These are the personal views of Peter Morici, a professor at the University of Maryland’s Robert H. Smith School of Business and former chief economist at the U.S. International Trade Commission:
President Obama’s plan to balance the budget was a brilliant political speech–highlighting weakness in the Republican deficit reduction proposal drafted by Congressman Paul Ryan–but it offered little new or encouraging that would correct Washington’s troubled finances.
Once again, President Obama blamed President Bush for the mess–citing two wars and tax cuts that were not funded–when his own political party is more culpable.
In 2007, the last year before the financial crisis and when former Speaker Nancy Pelosi and the Democrats took control of Congress, the deficit was a quite manageable $161 billion.
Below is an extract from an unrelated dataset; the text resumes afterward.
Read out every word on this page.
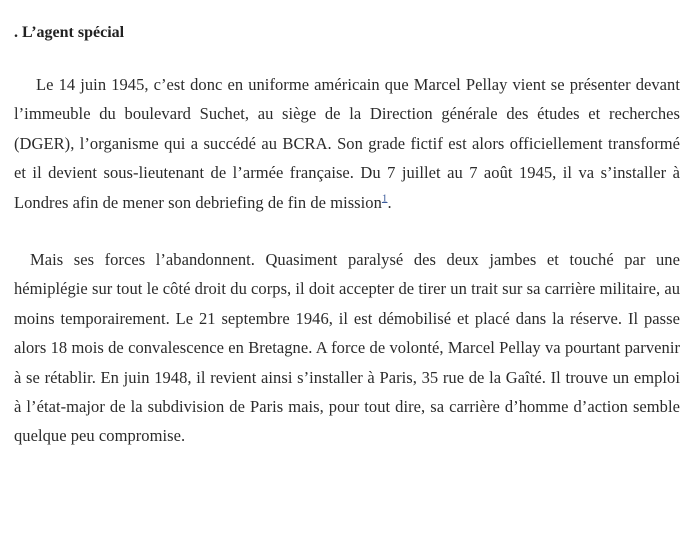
. L’agent spécial

Le 14 juin 1945, c’est donc en uniforme américain que Marcel Pellay vient se présenter devant l’immeuble du boulevard Suchet, au siège de la Direction générale des études et recherches (DGER), l’organisme qui a succédé au BCRA. Son grade fictif est alors officiellement transformé et il devient sous-lieutenant de l’armée française. Du 7 juillet au 7 août 1945, il va s’installer à Londres afin de mener son debriefing de fin de mission$^1$.

Mais ses forces l’abandonnent. Quasiment paralysé des deux jambes et touché par une hémiplégie sur tout le côté droit du corps, il doit accepter de tirer un trait sur sa carrière militaire, au moins temporairement. Le 21 septembre 1946, il est démobilisé et placé dans la réserve. Il passe alors 18 mois de convalescence en Bretagne. A force de volonté, Marcel Pellay va pourtant parvenir à se rétablir. En juin 1948, il revient ainsi s’installer à Paris, 35 rue de la Gaîté. Il trouve un emploi à l’état-major de la subdivision de Paris mais, pour tout dire, sa carrière d’homme d’action semble quelque peu compromise.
Over the next four years, spending has increased $1.1 trillion and the deficit jumped to $1.6 trillion.
The President’s February budget projected the deficit would fall to $772 billion by 2022. However, that forecast is dubious, because it assumes 4% growth over the next four years, which few economists would endorse, and cuts in Medicare payments to physicians and hospitals few political observers believe will materialize. More likely, deficits will exceed $1 trillion, or even $1.5 trillion for the next decade, without further action.
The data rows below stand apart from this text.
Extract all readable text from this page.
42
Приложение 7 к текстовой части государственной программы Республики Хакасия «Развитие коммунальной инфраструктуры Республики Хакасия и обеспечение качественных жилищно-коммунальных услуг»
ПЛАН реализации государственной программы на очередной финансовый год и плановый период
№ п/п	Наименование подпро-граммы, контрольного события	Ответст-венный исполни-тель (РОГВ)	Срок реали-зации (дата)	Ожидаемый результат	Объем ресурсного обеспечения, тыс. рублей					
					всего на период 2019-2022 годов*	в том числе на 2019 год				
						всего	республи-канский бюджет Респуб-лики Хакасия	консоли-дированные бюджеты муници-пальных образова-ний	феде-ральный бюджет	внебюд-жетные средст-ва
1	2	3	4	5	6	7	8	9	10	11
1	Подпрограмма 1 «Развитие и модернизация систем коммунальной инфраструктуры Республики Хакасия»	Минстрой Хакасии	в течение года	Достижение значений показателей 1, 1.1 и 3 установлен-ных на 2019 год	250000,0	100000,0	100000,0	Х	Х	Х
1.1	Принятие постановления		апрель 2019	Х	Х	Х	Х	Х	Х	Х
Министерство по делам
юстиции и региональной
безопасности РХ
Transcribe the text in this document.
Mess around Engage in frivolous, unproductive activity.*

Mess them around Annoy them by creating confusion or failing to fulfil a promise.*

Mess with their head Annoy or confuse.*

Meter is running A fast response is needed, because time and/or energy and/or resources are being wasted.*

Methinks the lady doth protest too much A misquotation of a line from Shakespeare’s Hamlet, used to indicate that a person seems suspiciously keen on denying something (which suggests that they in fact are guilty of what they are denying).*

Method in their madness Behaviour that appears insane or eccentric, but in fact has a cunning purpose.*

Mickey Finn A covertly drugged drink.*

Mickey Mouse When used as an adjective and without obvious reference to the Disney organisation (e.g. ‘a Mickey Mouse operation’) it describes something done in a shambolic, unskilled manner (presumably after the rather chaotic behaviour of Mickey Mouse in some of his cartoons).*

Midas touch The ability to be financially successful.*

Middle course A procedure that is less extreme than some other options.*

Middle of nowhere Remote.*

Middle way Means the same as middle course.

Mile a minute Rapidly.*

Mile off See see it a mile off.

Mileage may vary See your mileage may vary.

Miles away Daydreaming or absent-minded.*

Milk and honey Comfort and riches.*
In his speech the president claimed to be tabling $4 trillion in additional cuts over twelve years, but there was little new from his February budget.
Obama proposed higher taxes on families earning more than $200,000 a year. While that may be good populist politics, those tax increases were already in his February budget, and presenting those as additional deficit reduction is deception not worthy of his high office.